Para nós, em suma, o atuar defensorial oriundo do artigo 554, parágrafo 1º, e do artigo 565, parágrafo 2º, não se confunde com a representação postulatória dos réus citados pessoalmente nem com a curadoria especial, destinada àqueles ausentes no momento em que o oficial de Justiça vai ao imóvel objeto da lide. Existe uma terceira participação da Defensoria Pública no juízo possessório: a função pacificadora do conflito, instigada pela necessidade de diálogo com os envolvidos — o que fica evidente pela menção à intimação para a mediação (que merece ser ampliada para todos os conflitos possessórios).

Tem-se, com efeito, ferramenta adicional às do artigo 554, parágrafo 3º, para o efetivo envolvimento dos interessados na discussão processual: o defensor público, uma vez mais agente de transformação social.

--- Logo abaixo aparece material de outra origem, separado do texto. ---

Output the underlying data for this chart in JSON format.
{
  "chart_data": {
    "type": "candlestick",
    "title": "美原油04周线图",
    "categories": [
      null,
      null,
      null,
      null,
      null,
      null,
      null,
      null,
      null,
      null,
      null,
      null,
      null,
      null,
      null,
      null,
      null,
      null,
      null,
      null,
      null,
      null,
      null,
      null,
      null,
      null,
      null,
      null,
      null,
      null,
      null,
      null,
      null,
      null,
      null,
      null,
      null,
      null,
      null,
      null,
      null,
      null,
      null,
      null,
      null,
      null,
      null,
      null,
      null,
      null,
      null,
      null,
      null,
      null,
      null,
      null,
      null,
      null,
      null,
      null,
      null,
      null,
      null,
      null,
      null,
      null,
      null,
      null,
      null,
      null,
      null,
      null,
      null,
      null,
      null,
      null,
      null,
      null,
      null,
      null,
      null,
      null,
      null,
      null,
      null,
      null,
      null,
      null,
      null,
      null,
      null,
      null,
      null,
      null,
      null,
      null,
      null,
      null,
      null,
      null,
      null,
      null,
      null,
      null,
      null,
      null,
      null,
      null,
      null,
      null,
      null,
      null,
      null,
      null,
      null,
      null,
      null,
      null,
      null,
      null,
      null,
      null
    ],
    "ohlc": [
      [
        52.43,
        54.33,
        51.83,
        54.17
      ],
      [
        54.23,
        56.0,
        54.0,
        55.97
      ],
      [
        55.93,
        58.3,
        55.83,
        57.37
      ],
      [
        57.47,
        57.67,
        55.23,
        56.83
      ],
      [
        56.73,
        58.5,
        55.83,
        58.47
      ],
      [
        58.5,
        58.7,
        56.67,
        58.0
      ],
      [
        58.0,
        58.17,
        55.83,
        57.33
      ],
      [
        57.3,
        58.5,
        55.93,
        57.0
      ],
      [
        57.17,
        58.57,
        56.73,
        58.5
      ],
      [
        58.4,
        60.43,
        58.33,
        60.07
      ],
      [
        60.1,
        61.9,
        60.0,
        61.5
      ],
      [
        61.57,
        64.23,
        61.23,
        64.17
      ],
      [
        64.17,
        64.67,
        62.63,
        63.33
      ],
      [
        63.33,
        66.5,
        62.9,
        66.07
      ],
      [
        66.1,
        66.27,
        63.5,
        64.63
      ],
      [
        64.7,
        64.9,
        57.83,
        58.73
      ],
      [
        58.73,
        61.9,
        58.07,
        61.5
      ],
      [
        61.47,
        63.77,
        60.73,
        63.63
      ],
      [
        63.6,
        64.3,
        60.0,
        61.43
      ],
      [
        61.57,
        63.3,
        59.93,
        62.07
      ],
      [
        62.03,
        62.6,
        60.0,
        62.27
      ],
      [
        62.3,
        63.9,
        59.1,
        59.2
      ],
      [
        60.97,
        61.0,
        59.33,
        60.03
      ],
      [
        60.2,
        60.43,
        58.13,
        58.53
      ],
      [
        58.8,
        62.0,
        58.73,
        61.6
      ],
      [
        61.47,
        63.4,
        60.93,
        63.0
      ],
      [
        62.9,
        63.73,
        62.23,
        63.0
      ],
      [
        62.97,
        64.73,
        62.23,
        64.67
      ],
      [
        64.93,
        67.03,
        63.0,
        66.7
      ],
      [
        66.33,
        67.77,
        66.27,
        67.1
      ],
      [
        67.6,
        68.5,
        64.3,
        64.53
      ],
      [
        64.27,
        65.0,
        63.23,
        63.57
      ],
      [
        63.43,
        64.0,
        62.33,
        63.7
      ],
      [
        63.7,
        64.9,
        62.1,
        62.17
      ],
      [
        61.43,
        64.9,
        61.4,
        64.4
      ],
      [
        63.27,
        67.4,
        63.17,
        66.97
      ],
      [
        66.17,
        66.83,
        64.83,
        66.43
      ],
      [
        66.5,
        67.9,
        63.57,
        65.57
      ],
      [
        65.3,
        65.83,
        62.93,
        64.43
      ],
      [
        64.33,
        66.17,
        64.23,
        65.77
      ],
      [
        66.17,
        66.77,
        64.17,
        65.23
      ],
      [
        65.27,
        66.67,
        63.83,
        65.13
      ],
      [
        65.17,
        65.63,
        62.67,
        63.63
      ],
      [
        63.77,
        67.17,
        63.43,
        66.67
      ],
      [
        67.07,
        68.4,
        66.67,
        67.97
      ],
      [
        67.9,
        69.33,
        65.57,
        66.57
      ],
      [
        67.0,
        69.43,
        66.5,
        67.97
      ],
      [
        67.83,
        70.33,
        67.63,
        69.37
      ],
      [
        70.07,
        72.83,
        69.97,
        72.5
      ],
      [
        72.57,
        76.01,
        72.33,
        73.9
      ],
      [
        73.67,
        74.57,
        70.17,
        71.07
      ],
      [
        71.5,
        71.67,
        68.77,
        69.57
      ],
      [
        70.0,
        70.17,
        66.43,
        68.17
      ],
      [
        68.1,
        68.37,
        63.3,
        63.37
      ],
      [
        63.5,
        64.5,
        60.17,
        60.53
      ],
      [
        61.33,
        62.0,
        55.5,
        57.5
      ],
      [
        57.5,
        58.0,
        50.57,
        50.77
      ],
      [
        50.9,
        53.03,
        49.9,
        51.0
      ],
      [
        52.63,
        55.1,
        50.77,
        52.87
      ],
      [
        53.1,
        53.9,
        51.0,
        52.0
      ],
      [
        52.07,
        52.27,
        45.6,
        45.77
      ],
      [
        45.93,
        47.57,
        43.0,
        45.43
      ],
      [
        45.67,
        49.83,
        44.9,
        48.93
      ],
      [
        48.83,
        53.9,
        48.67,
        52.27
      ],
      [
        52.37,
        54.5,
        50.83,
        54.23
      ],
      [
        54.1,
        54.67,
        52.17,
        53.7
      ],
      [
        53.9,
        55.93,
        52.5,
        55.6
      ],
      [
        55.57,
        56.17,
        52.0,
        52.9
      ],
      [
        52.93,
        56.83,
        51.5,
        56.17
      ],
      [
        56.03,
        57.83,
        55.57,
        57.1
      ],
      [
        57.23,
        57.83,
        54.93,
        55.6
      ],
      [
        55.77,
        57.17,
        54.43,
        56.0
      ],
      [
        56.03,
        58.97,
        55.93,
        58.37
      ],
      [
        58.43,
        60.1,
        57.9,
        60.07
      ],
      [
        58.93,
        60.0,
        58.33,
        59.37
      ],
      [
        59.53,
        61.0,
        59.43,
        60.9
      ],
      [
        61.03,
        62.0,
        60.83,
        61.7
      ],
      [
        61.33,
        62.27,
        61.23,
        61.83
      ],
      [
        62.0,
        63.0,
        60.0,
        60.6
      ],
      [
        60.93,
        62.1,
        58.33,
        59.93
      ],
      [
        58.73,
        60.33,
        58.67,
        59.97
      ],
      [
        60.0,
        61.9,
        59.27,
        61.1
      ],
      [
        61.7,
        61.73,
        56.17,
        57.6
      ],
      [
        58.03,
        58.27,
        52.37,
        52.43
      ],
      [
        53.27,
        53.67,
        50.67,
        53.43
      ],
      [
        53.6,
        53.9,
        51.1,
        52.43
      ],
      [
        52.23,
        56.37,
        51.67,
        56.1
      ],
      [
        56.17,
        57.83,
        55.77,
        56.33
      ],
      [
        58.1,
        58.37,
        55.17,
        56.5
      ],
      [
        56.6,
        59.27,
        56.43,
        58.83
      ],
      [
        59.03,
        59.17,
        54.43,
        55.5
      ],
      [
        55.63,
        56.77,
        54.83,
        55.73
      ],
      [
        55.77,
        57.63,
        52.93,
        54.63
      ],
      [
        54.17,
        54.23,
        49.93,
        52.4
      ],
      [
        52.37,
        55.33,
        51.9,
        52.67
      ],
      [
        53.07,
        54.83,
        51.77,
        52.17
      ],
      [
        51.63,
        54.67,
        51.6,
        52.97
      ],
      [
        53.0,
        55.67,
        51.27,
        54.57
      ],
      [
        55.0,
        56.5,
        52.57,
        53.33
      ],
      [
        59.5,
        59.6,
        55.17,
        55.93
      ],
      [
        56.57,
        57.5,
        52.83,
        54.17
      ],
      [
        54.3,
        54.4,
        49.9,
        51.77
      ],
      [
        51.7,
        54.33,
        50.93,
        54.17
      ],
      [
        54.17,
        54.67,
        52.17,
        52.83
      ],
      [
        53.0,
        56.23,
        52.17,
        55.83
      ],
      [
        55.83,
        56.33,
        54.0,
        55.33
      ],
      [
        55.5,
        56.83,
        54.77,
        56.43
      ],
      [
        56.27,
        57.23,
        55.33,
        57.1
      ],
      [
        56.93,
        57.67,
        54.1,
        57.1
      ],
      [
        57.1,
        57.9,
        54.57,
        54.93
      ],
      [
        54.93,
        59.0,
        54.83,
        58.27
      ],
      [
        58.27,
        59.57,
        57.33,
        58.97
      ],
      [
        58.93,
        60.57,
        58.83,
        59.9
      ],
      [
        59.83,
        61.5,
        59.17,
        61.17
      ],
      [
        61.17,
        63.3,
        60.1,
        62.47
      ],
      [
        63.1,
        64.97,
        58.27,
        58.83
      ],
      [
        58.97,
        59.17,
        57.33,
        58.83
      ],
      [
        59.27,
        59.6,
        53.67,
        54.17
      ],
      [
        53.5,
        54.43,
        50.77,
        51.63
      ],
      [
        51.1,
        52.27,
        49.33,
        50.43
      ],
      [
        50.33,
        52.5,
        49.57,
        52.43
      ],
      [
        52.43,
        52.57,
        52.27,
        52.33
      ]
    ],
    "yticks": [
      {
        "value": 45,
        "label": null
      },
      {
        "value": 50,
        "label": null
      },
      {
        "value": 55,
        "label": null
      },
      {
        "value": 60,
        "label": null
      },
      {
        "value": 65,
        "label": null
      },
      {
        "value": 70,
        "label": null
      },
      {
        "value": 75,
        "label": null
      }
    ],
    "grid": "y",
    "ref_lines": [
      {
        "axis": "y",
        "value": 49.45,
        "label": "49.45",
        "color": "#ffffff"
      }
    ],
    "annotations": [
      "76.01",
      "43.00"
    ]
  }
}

[1] Comentário ao artigo 565. In: WAMBIER, Teresa Arruda Alvim et. al. (orgs.). Breves comentários ao código de processo civil. São Paulo: Revista dos Tribunais, 2015. Versão eletrônica.
[2] É a dicção do enunciado 328 do FPPC: “328. Os arts. 554 e 565 do CPC aplicam-se à ação de usucapião coletiva (art. 10 da Lei 10.258/2001) e ao processo em que exercido o direito a que se referem os §§ 4º e 5º do art. 1.228, Código Civil, especialmente quanto à necessidade de ampla publicidade da ação e da participação do Ministério Público, da Defensoria Pública e dos órgãos estatais responsáveis pela reforma agrária e política urbana”.

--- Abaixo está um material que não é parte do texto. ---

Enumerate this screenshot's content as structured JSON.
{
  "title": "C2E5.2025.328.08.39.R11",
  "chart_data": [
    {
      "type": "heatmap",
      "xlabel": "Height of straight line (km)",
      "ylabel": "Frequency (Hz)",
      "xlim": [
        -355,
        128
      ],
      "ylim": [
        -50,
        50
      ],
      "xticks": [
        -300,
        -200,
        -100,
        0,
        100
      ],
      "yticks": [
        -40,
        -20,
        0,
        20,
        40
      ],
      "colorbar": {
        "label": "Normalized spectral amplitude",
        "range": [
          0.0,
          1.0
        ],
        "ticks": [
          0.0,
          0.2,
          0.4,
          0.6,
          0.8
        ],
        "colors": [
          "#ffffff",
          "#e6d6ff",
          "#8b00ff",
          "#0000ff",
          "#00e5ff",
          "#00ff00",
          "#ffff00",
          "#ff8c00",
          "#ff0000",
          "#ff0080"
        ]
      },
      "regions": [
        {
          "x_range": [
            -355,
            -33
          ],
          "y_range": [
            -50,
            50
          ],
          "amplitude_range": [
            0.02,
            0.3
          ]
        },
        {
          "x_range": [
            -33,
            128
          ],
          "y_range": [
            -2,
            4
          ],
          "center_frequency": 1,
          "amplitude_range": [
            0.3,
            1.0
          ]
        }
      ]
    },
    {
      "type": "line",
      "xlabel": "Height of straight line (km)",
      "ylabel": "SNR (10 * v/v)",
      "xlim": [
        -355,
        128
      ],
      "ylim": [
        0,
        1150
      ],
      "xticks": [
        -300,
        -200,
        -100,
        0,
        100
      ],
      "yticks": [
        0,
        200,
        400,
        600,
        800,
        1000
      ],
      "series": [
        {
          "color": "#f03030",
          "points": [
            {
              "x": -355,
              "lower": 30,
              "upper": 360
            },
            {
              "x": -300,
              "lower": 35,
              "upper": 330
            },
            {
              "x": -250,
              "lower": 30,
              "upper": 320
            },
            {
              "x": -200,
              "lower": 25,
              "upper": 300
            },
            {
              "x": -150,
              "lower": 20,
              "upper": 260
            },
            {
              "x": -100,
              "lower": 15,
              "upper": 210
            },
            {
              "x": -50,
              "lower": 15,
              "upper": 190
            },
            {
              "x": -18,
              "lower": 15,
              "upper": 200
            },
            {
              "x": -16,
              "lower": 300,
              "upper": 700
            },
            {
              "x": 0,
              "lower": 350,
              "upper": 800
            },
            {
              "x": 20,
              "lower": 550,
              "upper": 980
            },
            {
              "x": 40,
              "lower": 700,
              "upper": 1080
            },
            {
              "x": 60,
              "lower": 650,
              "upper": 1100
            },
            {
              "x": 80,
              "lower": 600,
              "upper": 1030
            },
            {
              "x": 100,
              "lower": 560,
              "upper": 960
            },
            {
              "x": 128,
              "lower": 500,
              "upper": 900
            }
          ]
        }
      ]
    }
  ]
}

[3] ARAÚJO, José Aurélio de. O litígio coletivo da posse dos artigos 554 e 565 do novo CPC e a natureza da atuação da Defensoria Pública. In: SOUSA, José Augusto Garcia de (org.). Defensoria Pública. Salvador: Juspodivm, 2015. p. 527-548.
[4] FABRÍCIO, Adroaldo Furtado. Op. cit.
[5] MAIA, Maurílio Casa. A Intervenção De Terceiro da Defensoria Pública nas Ações Possessórias Multitudinárias do NCPC: Colisão de Interesses (art. 4º-A, V, LC n. 80/1994) e posições processuais dinâmicas. In: DIDIER, Fredie (Coord.). Novo CPC – Doutrina Selecionada. Salvador: Juspodivm, 2016. p. 1276-1279.
[6] SOUSA, José Augusto Garcia de. A Defensoria Pública e o Código de Processo Civil de 2015. In: ______ (org.). Op. cit. p. 496.
[7] O que seria, de todo, condenável é a banalização do encontro mediador, e sua provocação como instrumento protelatório, como já alertado por nós (http://www.conjur.com.br/2016-set-27/tribuna-defensoria-mediacao-prevista-cpc-nao-tornar-mecanismo-procrastinacao) e por Marcelo Mazzola (http://www.conjur.com.br/2017-mar-28/mazzola-audiencia-mediacao-usada-subterfugio-abusos), sempre neste portal.
[8] MAIA, Maurílio Casa. Op. cit., p. 1274-1275.